Liz Carolan outside her Farm Fresh premises.

Minister of Finance must intervene on bank closures

The disbelief and devastation felt by customers on hearing of the news of the departure of the Bank of Ireland from the town of Kingscourt was palpable when the Celt took soundings on the ground on Monday afternoon.

It was described as a “total disgrace” and people felt angry because they had bailed out the banks during the economic crash. Many locals called on the Minister of Finance to intervene on the issue given the country had bailed out the banks.

Liz Carolan was behind the counter in her business ‘Liz’s Farm Fresh’ when theCeltcalled on Monday. She is a Bank of Ireland customer.

“I am absolutely devastated. I think it is so bad for the town. I can’t understand it. People are going to have to leave the town and, when they go out of the town to do their banking, they will also do their shopping,” said Liz who was taken by surprise with the news of the closure.

“We the people of Ireland looked after the banks and what have they given us in return – absolutely nothing! Where is the justice in that? We will be paying for that for the rest of our lives and most of our children’s lives. Now we are left without a service,” she slammed.


Businessman Sean Farrelly runs two businesses in the town - M&F Stores and M&F’s Bar. Both are closed at the moment due to Level Five Covid restrictions.

“I think it is terrible to see any business leaving the town, never mind a bank. We need every business we can hold onto to keep small towns like Kingscourt vibrant,” he said.

“The bank is certainly one of the things that brings the older generation into town and we all get a share of their business when they are here,” he added.

Mr Farrelly was hopeful the local post office could plug the gap.

“We do business here in the post office and we have found them very accommodating.
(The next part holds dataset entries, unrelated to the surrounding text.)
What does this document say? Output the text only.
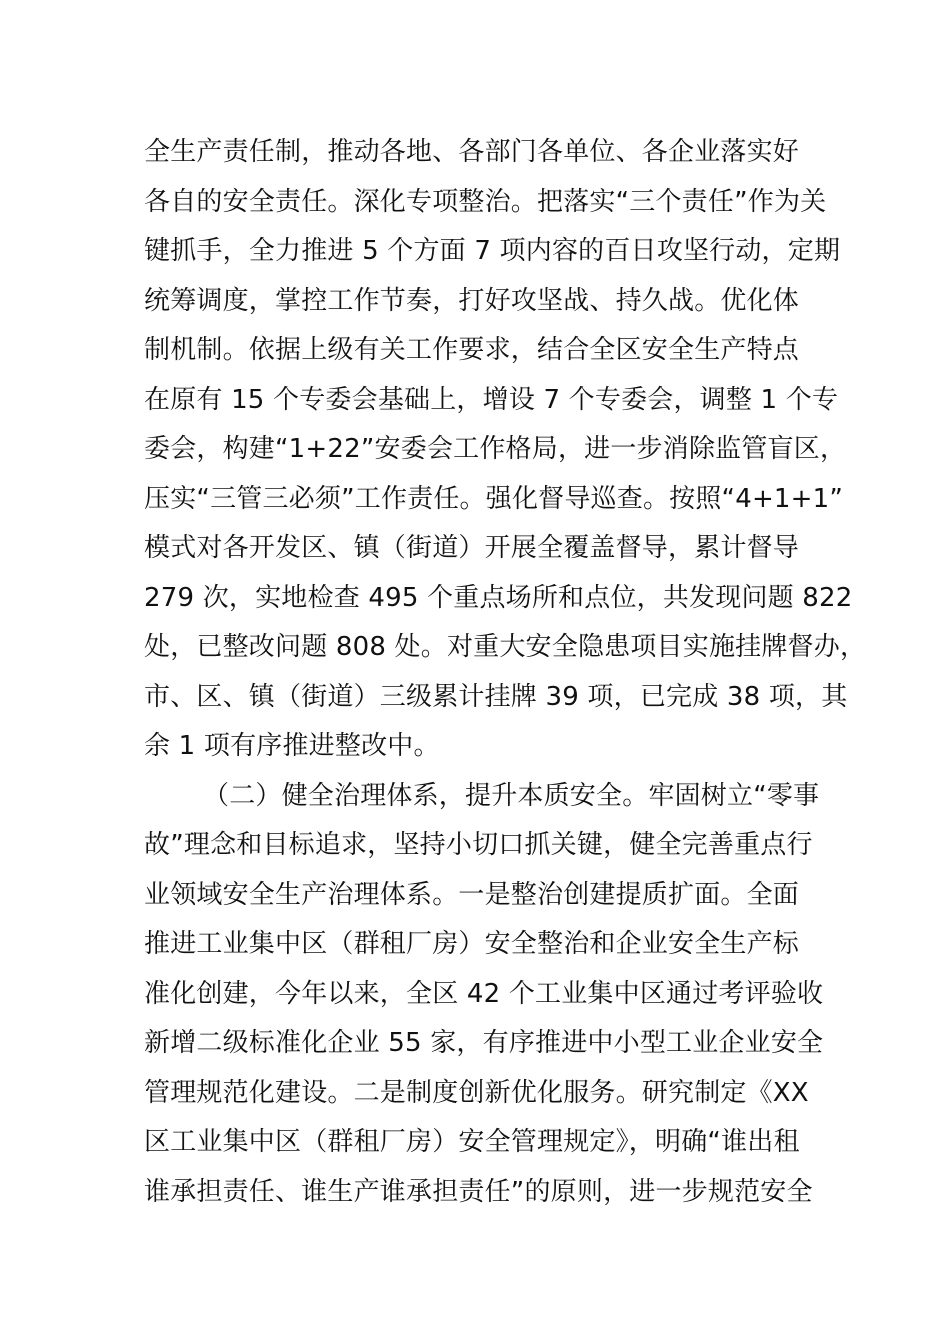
全生产责任制，推动各地、各部门各单位、各企业落实好
各自的安全责任。深化专项整治。把落实“三个责任”作为关
键抓手，全力推进 5 个方面 7 项内容的百日攻坚行动，定期
统筹调度，掌控工作节奏，打好攻坚战、持久战。优化体
制机制。依据上级有关工作要求，结合全区安全生产特点
在原有 15 个专委会基础上，增设 7 个专委会，调整 1 个专
委会，构建“1+22”安委会工作格局，进一步消除监管盲区，
压实“三管三必须”工作责任。强化督导巡查。按照“4+1+1”
模式对各开发区、镇（街道）开展全覆盖督导，累计督导
279 次，实地检查 495 个重点场所和点位，共发现问题 822
处，已整改问题 808 处。对重大安全隐患项目实施挂牌督办，
市、区、镇（街道）三级累计挂牌 39 项，已完成 38 项，其
余 1 项有序推进整改中。
（二）健全治理体系，提升本质安全。牢固树立“零事
故”理念和目标追求，坚持小切口抓关键，健全完善重点行
业领域安全生产治理体系。一是整治创建提质扩面。全面
推进工业集中区（群租厂房）安全整治和企业安全生产标
准化创建，今年以来，全区 42 个工业集中区通过考评验收
新增二级标准化企业 55 家，有序推进中小型工业企业安全
管理规范化建设。二是制度创新优化服务。研究制定《XX
区工业集中区（群租厂房）安全管理规定》，明确“谁出租
谁承担责任、谁生产谁承担责任”的原则，进一步规范安全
We can lodge our cash in the post office. Seventy five to eighty per cent of the business coming through our shop is on cards – the day of cash is gradually slipping away. I don’t know when I last stood in a bank,” he remarked.

The businessman is also hopeful that local people will continue to shop local and support the remaining local businesses.

“In the build up to Christmas gone by, I will have to say that local people stood up and were counted and supported the small businesses exceptionally at the end of what was a very traumatic year for a lot of people,” said Mr Farrelly.

“There was a lot of people came back to this shop of mine and they had not been here for a long number of years and indeed had not shopped in the town for a long number of years.

“They had apparently been drawn to the big shopping centres – they were delighted that they returned here to shop. They were shocked at the amount of choice they were offered by all the small businesses in the town,” he continued.

“That is the way it has to go on from now – small towns will always be needed in this country. If they were to go and are not supported, rural Ireland will be finished. That will be an awful thing for this country, if that happened,” concluded Mr Farrelly.

Leo Maguire was behind the counter in his butcher shop right next door to the Bank of Ireland when theCeltcalled. He has been in business in the town for the past 53 years.

“The bank will be missed in the town, with so much industry in the area and business. Why are they taking the bank away out of the town? They did not tell us what the services are going to be in the post offices,” he said.

Local man Val Martin wondered how so many bank branches managed to survive in poorer times “when we had very little, when we were just digging potatoes in the 40s, 50s and 60s”.

He expressed a fear that there is an “outrageous crash coming”.

Mr Martin added: “I hope it does not happen. I do not want to see people in desperate poverty in this country.”

Mr Martin further accused Bank of Ireland of forcing customers online by gradually reducing services in branches and then using reduced football as an excuse for the closures.

“They forced us out. They forced me to go internet banking. I know people in this community and, generally, speaking older people who talked about the awful thing of having to use cards. Even yet, I have to be awful careful about my debit card, afraid I lose it. If I lose it, it is nearly a heart stopping affair getting it back,” said Mr Martin.

Local councillor Clifford Kelly said it was a “very sad day for Kingscourt” and for the businesses and customers who use the Bank of Ireland branch there.

“We have a number of multinational companies here including Kingspan, Gypsum Industries, O’Reilly Brothers – a massive employer here and also the Kingscourt Brick Yard. There are also lots of smaller local industries and this all adds up to a massive employment base,” he remarked.

“There is also a great farming community in the hinterland and then there is the employment of all the people working in shops and service industry and Cabra Castle.

“This decision totally defies logic in a town that is developing fast and we have a secondary school that is going to cater for 1,000 students. It is nothing short of a total disgrace,” slammed Cllr Kelly.

“These banks were most certainly bailed out. The Minister for Finance should be looking at this whole situation,” he concluded.